Terzo settore e assunzioni
L’articolo 28 del decreto 48/2023 istituisce un fondo destinato a fornire un contributo agli enti del Terzo settore che assumono giovani con disabilità, nell’età compresa tra 18 e 35 anni. Per l’anno 2023, il fondo dispone di 7 milioni di euro. Si tratta di una riassegnazione delle risorse, non di nuovi finanziamenti, provenienti da un altro fondo non utilizzato chiamato “Fondo di sostegno per le strutture semiresidenziali per persone con disabilità“. Questo fondo era finalizzato a fornire un indennizzo agli enti che gestiscono tali strutture per gli effetti della pandemia da Covid-19, ed era inizialmente di 40 milioni di euro. Per quanto riguarda gli effetti futuri in termini di indebitamento e fabbisogno, si farà affidamento su altre fonti di finanziamento.
È importante sottolineare che le assunzioni devono coinvolgere persone con disabilità di età compresa tra 18 e 35 anni e i contratti devono essere firmati tra il 1° agosto 2022 e il 31 dicembre 2023.
Le modalità
Il decreto 48/2023 stabilisce che le modalità di ammissione, quantificazione ed erogazione del contributo, nonché le procedure per presentare le domande e i controlli, saranno definite successivamente mediante un decreto del Presidente del Consiglio dei Ministri o dei Ministri delegati per le disabilità e del lavoro e delle politiche sociali, in accordo con il Ministero dell’economia e delle finanze. Questo decreto dovrà essere pubblicato entro il 1° marzo 2024. Ciò significa che, al momento, non è possibile determinare l’importo effettivo che sarà erogato per ogni persona assunta, né se il contributo sarà una tantum o continuativo. È importante notare che il termine per le potenziali assunzioni beneficiarie scade prima che vengano definite le modalità e i criteri per i contributi.

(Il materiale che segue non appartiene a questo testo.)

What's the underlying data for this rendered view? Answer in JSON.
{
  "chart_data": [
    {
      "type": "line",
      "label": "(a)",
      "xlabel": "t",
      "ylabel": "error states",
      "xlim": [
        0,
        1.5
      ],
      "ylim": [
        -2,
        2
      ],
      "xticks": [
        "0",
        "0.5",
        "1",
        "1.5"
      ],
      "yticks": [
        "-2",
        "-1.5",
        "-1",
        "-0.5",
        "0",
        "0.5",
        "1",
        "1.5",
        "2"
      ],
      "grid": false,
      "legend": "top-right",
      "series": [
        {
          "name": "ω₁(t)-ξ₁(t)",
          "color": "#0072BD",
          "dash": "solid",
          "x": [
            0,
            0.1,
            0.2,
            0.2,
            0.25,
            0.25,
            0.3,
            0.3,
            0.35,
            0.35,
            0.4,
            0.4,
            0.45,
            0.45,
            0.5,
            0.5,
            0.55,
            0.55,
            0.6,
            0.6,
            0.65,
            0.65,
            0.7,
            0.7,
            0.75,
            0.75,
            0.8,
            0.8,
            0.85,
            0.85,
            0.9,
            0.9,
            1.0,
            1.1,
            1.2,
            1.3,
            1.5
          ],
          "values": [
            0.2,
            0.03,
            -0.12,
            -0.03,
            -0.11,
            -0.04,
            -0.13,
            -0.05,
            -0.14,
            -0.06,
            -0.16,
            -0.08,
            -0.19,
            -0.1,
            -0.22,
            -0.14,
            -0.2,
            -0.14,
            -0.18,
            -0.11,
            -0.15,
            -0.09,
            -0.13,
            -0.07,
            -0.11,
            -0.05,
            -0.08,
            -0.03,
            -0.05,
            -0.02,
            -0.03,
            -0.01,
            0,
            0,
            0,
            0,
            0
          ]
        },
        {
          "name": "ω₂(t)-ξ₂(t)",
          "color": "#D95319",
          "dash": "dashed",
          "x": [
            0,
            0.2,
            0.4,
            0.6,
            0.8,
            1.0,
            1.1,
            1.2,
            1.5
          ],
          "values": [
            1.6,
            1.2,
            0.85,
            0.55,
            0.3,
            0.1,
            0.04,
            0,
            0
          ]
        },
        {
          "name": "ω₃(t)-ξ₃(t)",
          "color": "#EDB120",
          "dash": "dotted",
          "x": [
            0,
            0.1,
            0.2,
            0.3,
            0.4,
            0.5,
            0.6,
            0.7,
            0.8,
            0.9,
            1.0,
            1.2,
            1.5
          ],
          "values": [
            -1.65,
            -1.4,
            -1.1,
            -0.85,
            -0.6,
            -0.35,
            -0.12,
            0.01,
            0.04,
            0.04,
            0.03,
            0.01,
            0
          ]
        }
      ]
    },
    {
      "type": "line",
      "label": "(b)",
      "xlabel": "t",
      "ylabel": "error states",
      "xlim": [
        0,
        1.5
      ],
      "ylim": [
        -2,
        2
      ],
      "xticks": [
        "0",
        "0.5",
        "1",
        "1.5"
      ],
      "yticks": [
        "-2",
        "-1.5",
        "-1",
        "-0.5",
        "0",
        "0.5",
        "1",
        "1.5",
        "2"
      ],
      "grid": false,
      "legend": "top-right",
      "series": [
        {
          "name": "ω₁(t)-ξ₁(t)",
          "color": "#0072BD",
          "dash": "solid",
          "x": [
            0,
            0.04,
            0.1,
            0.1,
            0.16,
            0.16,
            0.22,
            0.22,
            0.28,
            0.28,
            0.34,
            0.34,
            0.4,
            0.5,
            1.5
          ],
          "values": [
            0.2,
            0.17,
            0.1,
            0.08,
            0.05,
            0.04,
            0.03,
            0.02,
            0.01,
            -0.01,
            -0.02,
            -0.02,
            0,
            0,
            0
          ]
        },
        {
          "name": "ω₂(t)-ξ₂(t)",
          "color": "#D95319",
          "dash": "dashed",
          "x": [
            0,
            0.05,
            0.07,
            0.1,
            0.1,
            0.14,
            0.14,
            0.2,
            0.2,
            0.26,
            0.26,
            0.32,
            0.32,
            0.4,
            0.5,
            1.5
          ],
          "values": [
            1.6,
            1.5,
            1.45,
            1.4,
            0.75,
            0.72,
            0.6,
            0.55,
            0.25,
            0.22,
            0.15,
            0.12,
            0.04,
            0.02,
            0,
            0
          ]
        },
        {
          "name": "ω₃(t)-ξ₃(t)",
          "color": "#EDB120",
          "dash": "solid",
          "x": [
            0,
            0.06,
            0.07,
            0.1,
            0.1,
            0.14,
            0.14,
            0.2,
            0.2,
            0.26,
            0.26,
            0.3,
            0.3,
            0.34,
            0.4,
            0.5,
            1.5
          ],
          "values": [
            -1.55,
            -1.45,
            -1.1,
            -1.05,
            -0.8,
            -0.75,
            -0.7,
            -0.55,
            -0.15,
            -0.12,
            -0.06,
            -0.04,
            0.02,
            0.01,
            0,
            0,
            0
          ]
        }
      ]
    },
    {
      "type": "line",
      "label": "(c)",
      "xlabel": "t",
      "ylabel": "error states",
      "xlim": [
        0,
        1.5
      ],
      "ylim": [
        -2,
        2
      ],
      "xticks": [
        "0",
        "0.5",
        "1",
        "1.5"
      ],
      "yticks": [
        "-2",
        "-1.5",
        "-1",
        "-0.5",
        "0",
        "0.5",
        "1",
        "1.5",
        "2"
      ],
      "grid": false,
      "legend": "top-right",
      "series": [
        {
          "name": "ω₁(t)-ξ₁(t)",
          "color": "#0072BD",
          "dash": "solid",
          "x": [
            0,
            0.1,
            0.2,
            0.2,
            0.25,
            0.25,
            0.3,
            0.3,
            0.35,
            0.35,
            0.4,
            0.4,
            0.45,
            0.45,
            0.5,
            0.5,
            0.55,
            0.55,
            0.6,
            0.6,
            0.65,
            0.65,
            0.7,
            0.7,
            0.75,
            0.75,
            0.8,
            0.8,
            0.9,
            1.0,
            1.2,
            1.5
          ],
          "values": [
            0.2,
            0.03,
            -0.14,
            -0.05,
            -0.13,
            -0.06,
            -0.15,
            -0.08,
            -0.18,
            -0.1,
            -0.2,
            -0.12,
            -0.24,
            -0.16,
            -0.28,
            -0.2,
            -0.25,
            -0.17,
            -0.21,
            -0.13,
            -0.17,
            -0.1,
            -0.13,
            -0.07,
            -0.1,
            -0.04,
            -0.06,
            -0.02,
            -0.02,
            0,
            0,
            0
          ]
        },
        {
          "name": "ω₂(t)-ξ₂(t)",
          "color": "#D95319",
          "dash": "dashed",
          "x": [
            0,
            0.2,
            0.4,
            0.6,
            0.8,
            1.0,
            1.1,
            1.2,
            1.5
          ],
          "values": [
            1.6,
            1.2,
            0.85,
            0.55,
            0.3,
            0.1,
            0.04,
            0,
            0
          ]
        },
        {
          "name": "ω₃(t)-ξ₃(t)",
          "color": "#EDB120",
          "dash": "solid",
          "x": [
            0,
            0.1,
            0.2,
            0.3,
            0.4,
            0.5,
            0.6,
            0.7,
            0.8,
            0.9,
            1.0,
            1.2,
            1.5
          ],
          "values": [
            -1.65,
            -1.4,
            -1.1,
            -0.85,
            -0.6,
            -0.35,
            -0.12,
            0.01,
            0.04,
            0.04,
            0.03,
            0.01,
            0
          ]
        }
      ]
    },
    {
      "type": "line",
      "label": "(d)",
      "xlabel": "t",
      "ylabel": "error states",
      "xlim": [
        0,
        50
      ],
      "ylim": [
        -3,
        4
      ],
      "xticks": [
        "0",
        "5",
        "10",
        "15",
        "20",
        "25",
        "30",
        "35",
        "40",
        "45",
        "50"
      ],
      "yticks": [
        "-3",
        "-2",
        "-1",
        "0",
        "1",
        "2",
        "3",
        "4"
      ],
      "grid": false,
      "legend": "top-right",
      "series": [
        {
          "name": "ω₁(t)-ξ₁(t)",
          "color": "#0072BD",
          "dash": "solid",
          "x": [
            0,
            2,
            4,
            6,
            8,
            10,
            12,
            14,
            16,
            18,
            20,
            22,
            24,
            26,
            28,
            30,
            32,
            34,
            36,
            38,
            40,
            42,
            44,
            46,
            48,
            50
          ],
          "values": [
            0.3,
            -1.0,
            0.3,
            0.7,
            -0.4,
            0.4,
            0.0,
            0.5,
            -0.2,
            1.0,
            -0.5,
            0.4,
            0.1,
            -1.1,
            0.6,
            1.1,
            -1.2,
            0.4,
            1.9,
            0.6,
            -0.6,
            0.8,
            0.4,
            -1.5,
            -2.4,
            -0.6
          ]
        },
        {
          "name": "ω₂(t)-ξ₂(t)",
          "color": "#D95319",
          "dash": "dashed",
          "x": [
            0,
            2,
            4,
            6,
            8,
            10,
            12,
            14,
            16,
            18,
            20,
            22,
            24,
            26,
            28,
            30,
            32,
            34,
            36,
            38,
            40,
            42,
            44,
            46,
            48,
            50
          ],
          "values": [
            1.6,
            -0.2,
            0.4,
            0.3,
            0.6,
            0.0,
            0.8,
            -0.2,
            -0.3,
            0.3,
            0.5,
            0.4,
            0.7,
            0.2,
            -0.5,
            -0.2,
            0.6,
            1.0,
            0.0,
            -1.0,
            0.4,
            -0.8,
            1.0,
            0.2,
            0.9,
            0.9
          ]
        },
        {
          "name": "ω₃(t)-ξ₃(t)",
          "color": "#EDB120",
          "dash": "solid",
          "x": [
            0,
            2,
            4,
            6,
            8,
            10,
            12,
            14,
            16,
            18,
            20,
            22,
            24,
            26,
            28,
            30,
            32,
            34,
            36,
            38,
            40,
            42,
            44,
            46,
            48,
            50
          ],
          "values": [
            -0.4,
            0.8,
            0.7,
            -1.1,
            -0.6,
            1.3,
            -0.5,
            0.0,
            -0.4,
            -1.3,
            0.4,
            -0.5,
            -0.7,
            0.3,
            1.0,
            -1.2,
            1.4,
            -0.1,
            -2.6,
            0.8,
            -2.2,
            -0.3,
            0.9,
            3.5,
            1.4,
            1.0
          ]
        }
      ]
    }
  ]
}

Le organizzazioni ammesse al contributo
Gli enti del Terzo settore, che includono le organizzazioni di volontariato, le associazioni di promozione sociale, gli enti filantropici, le imprese sociali (incluse le cooperative sociali) e le reti associative, possono beneficiare delle disposizioni del decreto. Queste organizzazioni possono essere sia registrate ufficialmente come enti del Terzo settore, sia in fase di registrazione (trasmigrazione) presso il registro pertinente. Inoltre, le organizzazioni non lucrative di utilità sociale (ONLUS) rientrano anch’esse tra i potenziali soggetti beneficiari delle misure previste dal decreto.
Attività socio-educative a favore dei minori
L’articolo 42 del decreto istituisce un nuovo Fondo per le attività socio-educative a favore dei minori, con una dotazione di 60 milioni di euro per il 2023. L’obiettivo dichiarato è quello di sostenere le famiglie e facilitare la conciliazione tra vita privata e lavoro. Il fondo finanzierà le iniziative dei Comuni per le attività socio-educative destinate ai minori, che potranno essere realizzate anche in collaborazione con enti pubblici e privati.
Le attività supportate includono il potenziamento dei centri estivi, dei servizi socio-educativi territoriali e dei centri con funzione educativa e ricreativa rivolti ai minori. Un successivo decreto di ripartizione stabilirà i criteri di assegnazione delle risorse e le modalità di controllo sull’utilizzo dei fondi trasferiti. Purtroppo, nel testo non sono fornite indicazioni specifiche sulle garanzie di pari opportunità per i minori con disabilità.